Eine Zusammenstellung von Michael Kubi (2018)

als pdf: Organismen als hydraulische Konstruktionen

 

Morphologie – was ist das?

Die Morphologie (Gestaltlehre) ist eine der grundlegenden Wissenschaftszweige in der Biologie. Denn sie erforscht den Bau und die Funktionen eines Organismus. Durch sie werden z. B. die Baupläne im Tierreich erkannt. In einem Bauplan werden die gemeinsamen neuen und ursprünglichen Merkmale einer systematischen Gruppe (Taxon) dargestellt.

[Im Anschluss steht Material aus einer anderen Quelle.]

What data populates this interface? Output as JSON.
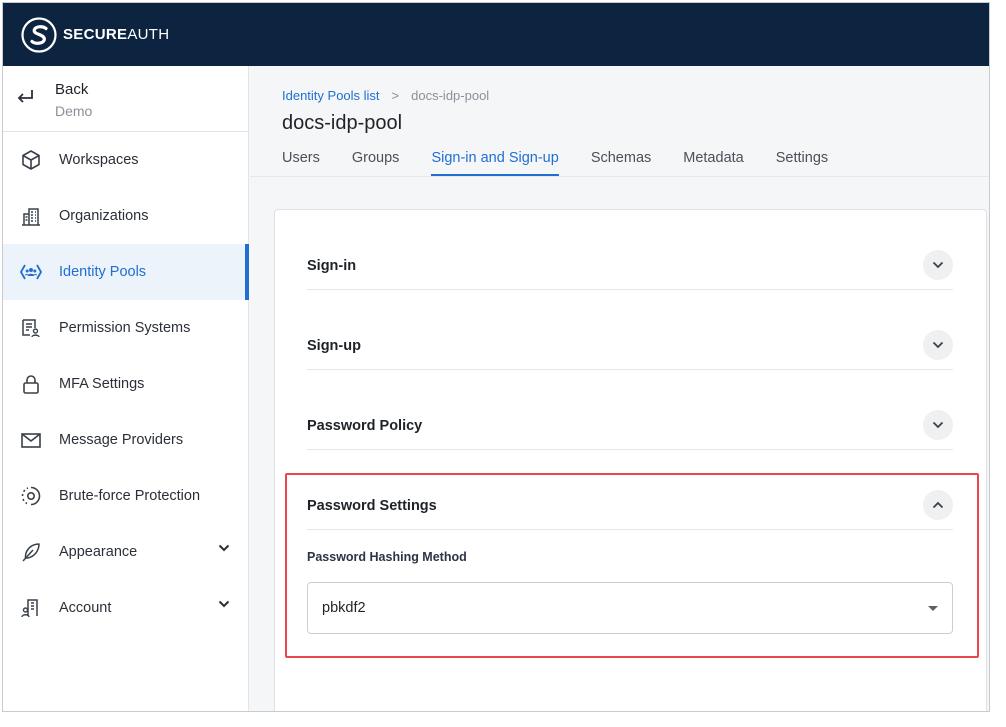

Im Tierreich werden gegenwärtig 36 Grundbaupläne (BURDA et al. 2008, siehe Abb.1) unterschieden, aus denen sich alle Lebewesen entwickelt haben und im Laufe der Evolution differenzierten. Diese Grundbaupläne werden als Stämme oder Phylum bezeichnet. Zu den bekanntesten Stämmen im Tierreich gehören z. B. die Chordaten (wozu auch die Wirbeltiere gehören), Arthropoden (Insekten, Spinnen, Krebse, Tausendfüßer), Anneliden (Regenwürmer) und Mollusken (Schnecken, Muscheln, Tintenfische).